I will let you know my thoughts about the book itself as I have more time to look over it. In the meantime, to get in the mood, pull out an old Timofei Dokshitzer recording, or better yet some classic trumpet solo or etude and play away. We owe a lot to the great players that came before us. They have illuminated the path for all of us who have followed. Here’s to them…
June 20th, 2006 § § permalink
In the last article I wrote, School’s Out: What Now?, I mentioned that summertime would be a great time to focus on fundamentals. Specifically, I mentioned that it would be good to focus on what I call foundation and skill set exercises. If you don’t know what I mean when I use these terms, you will find it beneficial to read Fundamentally Speaking.
A good basic foundation routine will include some type of centering exercises and some solid strength work. Here is what I did today:
James Stamp – Warm Ups + Studies:
- First Exercise – Lips Alone
- Buzz a Bb on mouthpiece to adjust to the tension needed when buzzing a mouthpiece
- Second Exercise – Mouthpiece
- #3 – Mouthpiece
- #3 – Bb Trumpet
- #4b – Bb trumpet (softly)
Power Scale (2 reps) – more on this another time. You could also do 2-4 times through the Caruso 6 notes exercise.
After that I rest for at least 45 minutes before continuing with the skill set. Today it was actually a couple of hours. Also, my skill set today was slightly abbreviated and I plan on adding some initial attacks and multiple tonguing later in the day. Here is what I did:
Herbert L. Clarke – Technical Studies: Study #2 + Etude
Bai Lin – Lip Flexibilities: #’s 1, 7, 11, 13, 17, and 19.

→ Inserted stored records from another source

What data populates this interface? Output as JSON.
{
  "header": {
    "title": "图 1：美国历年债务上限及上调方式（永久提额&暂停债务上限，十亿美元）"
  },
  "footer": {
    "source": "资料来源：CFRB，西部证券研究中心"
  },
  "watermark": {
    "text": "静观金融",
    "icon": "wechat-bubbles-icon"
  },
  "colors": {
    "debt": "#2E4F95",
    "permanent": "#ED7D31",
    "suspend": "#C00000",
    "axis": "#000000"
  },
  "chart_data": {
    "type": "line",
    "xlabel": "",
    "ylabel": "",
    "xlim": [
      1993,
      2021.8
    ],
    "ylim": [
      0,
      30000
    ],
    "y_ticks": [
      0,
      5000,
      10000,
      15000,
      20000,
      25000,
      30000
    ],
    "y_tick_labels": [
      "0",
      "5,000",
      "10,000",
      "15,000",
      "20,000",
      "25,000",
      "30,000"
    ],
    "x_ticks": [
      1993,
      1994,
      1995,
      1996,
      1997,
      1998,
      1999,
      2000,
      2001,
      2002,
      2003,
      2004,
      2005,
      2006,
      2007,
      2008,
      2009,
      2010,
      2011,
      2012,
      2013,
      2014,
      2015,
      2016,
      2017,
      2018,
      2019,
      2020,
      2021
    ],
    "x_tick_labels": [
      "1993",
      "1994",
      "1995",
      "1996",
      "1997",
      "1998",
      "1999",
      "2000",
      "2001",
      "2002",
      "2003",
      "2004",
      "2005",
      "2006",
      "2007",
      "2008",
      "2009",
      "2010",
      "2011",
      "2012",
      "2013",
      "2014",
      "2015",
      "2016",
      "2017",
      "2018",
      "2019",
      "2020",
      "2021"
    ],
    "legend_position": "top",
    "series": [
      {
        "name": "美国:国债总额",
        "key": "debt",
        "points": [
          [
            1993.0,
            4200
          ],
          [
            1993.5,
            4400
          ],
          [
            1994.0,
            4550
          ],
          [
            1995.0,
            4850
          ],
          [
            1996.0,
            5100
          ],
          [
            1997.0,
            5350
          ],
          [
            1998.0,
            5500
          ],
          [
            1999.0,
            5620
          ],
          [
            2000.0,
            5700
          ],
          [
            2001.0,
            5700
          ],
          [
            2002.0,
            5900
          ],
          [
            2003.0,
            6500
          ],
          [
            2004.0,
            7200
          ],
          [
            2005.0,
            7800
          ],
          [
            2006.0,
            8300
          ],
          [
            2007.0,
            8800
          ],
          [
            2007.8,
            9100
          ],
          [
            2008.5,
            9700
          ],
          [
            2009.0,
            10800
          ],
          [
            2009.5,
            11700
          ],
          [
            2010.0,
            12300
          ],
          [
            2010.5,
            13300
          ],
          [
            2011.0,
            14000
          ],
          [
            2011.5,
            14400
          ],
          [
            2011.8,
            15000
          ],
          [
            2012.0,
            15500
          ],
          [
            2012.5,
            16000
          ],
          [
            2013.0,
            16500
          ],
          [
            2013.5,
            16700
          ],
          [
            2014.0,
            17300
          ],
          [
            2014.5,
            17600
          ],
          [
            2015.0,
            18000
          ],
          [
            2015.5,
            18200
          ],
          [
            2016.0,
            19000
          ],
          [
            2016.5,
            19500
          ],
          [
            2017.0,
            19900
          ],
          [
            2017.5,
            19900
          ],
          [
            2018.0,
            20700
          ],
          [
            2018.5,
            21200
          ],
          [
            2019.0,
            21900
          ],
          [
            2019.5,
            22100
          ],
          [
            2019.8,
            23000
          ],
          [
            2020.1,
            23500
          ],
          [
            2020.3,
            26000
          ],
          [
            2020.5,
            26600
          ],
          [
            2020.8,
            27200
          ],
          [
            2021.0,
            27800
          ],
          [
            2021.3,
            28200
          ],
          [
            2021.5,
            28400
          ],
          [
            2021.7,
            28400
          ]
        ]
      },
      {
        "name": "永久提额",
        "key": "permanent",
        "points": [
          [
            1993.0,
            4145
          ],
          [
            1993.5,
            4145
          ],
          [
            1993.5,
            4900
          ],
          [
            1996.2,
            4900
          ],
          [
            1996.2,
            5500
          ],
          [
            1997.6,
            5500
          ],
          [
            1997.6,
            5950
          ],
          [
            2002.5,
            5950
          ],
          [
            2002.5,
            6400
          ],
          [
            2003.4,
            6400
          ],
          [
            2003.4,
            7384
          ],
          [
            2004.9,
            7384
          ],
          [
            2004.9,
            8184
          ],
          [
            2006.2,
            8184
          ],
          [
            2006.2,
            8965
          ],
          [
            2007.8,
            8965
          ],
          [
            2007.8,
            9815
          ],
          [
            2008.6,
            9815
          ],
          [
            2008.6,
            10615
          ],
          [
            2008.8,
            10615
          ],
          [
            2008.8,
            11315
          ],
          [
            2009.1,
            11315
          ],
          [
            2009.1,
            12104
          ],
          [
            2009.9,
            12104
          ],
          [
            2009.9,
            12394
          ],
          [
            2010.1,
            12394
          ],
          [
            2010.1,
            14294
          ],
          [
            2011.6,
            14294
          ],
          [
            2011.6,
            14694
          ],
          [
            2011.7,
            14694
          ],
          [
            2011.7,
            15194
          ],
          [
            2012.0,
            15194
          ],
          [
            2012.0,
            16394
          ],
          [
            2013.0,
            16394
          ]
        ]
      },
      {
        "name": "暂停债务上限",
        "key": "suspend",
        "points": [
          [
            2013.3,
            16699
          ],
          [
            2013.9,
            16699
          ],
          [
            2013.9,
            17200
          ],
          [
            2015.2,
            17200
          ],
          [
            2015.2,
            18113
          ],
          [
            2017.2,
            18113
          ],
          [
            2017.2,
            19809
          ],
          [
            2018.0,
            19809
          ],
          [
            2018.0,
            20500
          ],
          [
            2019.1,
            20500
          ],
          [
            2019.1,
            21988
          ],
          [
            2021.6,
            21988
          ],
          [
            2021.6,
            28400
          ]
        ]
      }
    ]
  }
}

Chris Gekker – Articulation Studies: #1 (using various styles of articulation)
All of this can be done in 45 min – 1 hour not including the rest period. If you are in good shape then you can also combine these two sessions quite easily. At the end of the day, I will come back to the last part of my foundation routine: strength building. My favorite exercise to use is the One Long G exercise.
Hopefully this will provide some good detail oriented clarification for you. I hope you find success with it. Now it is time for me to go do some practicing of my own. Enjoy!